Human nature being what it is, and try as we might, when we listen to others, we invariably find our ears dimming down and our minds moving with warp speed to formulate our response to what we hearing, even though the person may still be speaking. Who hasn’t been guilty of that?  And how easy it is also, to anticipate the rest of someone’s sentence or line of thought, and cut in, interrupting with a comment, while they’re still speaking. And how difficult it is, wouldn’t you agree, to simply keep one’s mouth shut and listen for what is being said and not spoken?

So what can one do, to brush up one’s listening skills for maximum benefit?

Be silent

It is difficult this, so it needs practice. Consciously say nothing while someone is speaking to you. Don’t interrupt, override or guess what’s coming next. And when they’ve finished speaking, take a few moments (think 1001, 1002, 1003) before responding to gather not only your thoughts but also to signal to the person that they’ve been heard.

Hear with your ears and eyes

A bit tricky sometimes, this is about hearing the tone used and the general gist of what’s being said, as well as the actual words used.  Pick up what else the person is trying to say, regardless of the vocabulary. It’s about hearing the hesitations, the false starts, the words held back, and putting it all together with what has been actually said.

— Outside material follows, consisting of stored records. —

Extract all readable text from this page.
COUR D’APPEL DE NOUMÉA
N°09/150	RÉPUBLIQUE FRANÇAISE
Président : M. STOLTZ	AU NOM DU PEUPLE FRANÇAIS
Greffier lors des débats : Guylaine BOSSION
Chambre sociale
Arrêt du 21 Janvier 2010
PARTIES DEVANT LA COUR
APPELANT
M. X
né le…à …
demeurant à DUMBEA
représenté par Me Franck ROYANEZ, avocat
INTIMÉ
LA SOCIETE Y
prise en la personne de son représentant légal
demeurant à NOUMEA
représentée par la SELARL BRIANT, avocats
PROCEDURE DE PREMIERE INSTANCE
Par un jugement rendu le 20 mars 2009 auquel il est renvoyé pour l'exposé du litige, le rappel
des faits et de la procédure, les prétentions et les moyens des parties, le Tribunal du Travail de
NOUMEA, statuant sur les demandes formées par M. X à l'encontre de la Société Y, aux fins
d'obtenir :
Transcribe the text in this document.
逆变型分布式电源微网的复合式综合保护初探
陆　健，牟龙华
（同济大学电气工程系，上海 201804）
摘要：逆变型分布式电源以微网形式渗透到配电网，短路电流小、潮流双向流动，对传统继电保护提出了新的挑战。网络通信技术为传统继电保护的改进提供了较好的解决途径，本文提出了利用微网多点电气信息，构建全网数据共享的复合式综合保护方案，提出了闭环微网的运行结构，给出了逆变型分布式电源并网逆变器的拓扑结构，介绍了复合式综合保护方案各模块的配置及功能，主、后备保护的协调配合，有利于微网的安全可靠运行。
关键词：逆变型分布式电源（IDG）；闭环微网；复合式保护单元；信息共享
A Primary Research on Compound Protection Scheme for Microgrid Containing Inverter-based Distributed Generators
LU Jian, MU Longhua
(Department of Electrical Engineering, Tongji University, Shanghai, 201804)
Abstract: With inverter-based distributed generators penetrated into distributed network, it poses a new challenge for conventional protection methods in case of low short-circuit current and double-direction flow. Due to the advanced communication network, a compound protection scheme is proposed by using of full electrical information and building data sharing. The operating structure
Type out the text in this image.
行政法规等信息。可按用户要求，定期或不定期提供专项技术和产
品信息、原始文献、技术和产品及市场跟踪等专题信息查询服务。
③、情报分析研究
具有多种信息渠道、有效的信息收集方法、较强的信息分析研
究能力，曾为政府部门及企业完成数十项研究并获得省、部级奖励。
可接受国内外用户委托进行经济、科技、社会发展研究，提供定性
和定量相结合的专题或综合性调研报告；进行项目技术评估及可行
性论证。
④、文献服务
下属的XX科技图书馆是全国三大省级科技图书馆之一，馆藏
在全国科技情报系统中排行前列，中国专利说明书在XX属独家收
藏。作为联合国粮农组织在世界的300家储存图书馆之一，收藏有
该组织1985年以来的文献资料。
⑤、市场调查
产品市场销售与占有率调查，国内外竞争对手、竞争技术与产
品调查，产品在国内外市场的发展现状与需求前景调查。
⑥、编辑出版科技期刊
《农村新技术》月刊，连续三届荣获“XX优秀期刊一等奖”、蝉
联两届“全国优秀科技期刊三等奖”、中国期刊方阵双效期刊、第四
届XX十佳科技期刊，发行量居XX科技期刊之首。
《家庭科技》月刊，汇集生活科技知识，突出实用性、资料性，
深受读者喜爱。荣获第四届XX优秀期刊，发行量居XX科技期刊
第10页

This is about picking up on all of the communication, your reactions and sense of what is being said and how it is being said, and what people are communicating non-verbally while they speak. It’s about listening from the whole you, and not just your ears and mind.

Reflecting back

This isn’t about being an annoying parrot or sounding like a cracked record stuck in a groove, but about using segues like ‘so what you believe is’ or ‘it sounds like…’ or ‘is what you’re saying ……..’. It’s a way of checking that what you’ve heard is what you’ve heard and eliminates confusion, mistaken beliefs or interpretations.


To get the full story, sometimes you will need to ask for more information. If you’re not sure you have the full story, ask and keep asking till you have the information needed. Ask open questions like ‘what happened next?’, ‘what do you want to happen next’, ‘how are you feeling now, given what happened?’

Use prompts

Sometimes people assume the information they give is all that is needed for the full picture. Sometimes it isn’t that obvious to the listener. So, prompt – ‘really?’, ‘are you sure about that?’, ‘tell me more’;  ‘keep going, then what?’.  Prompts can assist people to stop rambling off topic, and give direction to the conversation. They’re useful, try them.

Use non-verbals

The non-verbal encouragers of eye contact, nods, smiles and facial expressions make it easier for people to communicate. That’s not to suggest you mimic the look made famous by the Thunderbirds puppets, so develop a style that is natural, relaxed, and you. Remember that non-verbals such as pursed lips, furrowed brows, a thunderous demeanour or not looking at the person speaking can be major communication killers.

Be super aware

We’d all like to think we’re excellent listeners and that it is others (naturally) who  have a problem. Of course! However, wishful thinking aside, it’s likely we could all do better on occasions.  One way to begin this process is to consciously note how we listen, how often we find our mind wandering off into ready responses before the speaker is finished, how often we anticipate the next bit, how often we use prompts, reflect back and be silent.

And the challenge for us all? Try a small experiment. Take note of your listening skills on a typical day, and see how you fare in your interactions. Identify the ways you could improve and consciously take different actions on day two. Repeat the process for a week. Then keep repeating the exercise.   Did I hear you say you’d improved no end?